As for Helm’s concerns about consultation and input from the community, Ferbey noted no decisions have been made about the proposed resort and community consultation sessions are planned.

An open-house information session about the resort is planned for between 11 a.m. and 3 p.m. Saturday at Skookum Jim’s House in the Carcross Commons.

That will be followed by an evening consultation session from 5:30 to 8 p.m. Wednesday, also at Skookum Jim’s House.

A consultation session will also be held in Whitehorse in boardroom B at the High Country Inn from 7 to 9 p.m. Thursday.

Helm also raised questions about other economic initiatives which haven’t materialized, including an eco-cabin motel planned for an empty lot near Montana Services.

The motel, Ferbey said, was put on hold for business reasons.

“What became clear in our planning was that until we establish a downtown core, it would be foolhardy to do a little motel,” he told the Star.

“The reason being is in absence of anything for people to do at night ... you probably will not get the people wanting to stay overnight in Carcross as opposed to going back to Whitehorse,” he said.

As for the empty structure just off the Montana Services parking lot, which Helm also questions, Ferbey explained that began as a construction skills-building project for locals.

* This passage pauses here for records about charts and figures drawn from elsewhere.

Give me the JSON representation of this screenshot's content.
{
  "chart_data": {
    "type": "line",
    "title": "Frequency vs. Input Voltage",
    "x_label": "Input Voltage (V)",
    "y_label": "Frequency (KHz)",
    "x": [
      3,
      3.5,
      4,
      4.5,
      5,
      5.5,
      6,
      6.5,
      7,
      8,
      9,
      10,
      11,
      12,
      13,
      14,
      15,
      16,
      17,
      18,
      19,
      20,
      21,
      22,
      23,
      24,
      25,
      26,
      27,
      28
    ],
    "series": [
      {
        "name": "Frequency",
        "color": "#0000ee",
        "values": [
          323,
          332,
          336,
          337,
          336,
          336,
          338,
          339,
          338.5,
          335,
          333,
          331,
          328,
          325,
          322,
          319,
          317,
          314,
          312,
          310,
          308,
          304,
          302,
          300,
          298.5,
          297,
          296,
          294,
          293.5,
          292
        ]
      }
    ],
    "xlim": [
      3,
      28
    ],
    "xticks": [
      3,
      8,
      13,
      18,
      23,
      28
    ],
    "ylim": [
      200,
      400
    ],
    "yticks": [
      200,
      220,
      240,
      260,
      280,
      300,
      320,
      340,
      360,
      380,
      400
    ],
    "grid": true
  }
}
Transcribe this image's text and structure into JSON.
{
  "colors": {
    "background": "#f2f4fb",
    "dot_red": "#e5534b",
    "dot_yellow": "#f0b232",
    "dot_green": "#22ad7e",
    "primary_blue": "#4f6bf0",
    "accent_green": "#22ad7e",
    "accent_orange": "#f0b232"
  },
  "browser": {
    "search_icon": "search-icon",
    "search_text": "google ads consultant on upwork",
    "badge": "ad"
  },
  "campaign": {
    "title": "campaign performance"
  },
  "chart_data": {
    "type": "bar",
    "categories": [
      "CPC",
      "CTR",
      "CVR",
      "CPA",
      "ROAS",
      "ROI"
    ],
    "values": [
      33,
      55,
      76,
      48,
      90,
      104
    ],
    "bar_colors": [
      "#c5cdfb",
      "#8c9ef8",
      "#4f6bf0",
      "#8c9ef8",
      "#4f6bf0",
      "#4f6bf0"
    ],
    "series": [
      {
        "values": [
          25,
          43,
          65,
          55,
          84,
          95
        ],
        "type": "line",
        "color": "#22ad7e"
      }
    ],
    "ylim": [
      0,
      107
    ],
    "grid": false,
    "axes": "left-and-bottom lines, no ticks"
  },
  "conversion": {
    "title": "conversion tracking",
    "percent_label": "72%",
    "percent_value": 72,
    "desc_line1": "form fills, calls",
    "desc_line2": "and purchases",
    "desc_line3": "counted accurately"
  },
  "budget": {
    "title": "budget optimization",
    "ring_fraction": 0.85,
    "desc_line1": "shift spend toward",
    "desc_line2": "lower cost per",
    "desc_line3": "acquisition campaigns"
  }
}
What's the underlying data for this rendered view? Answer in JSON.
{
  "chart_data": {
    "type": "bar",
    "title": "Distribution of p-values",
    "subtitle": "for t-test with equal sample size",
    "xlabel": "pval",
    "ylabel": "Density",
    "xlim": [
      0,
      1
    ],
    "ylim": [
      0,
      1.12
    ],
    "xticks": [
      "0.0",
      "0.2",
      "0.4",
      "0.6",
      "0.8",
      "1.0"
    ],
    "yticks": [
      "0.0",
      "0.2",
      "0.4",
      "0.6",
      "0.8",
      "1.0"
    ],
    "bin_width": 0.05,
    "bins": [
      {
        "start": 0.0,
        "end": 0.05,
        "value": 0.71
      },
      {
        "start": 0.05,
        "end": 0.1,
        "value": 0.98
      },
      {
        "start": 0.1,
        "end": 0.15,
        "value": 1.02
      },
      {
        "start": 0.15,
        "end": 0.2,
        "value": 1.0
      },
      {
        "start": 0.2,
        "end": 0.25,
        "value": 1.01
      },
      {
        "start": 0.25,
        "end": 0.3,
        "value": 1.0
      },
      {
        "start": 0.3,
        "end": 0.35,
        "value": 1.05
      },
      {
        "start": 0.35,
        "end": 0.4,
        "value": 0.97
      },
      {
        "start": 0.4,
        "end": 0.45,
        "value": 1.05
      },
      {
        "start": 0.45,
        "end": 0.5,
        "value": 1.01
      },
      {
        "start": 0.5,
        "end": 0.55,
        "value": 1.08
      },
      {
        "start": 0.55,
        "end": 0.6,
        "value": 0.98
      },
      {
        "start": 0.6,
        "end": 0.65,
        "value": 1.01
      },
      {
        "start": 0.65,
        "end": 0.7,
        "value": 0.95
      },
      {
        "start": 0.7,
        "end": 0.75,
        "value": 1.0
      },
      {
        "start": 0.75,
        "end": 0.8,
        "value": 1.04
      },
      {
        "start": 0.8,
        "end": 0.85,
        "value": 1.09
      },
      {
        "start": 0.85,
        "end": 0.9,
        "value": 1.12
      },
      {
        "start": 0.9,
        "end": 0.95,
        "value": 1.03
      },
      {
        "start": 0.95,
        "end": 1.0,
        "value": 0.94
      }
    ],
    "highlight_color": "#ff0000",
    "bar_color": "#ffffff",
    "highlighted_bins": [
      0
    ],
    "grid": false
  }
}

The First Nation is currently looking to see if it can be turned into affordable housing units.

CommentsAdd a comment

Brice Carruthers

Feb 10, 2014 at 12:57 pm

Change is the only constant of life, so get with the times, Edna.  Your community is coming along well.  I remember how it was in 2005 and how it is now.  It looks way better and there is more to do. 

bobby bitman

Feb 10, 2014 at 8:26 pm

I agree with you Brice, but give her a break.  It’s tough to see things change and I admire her for speaking her mind.  Thanks Edna.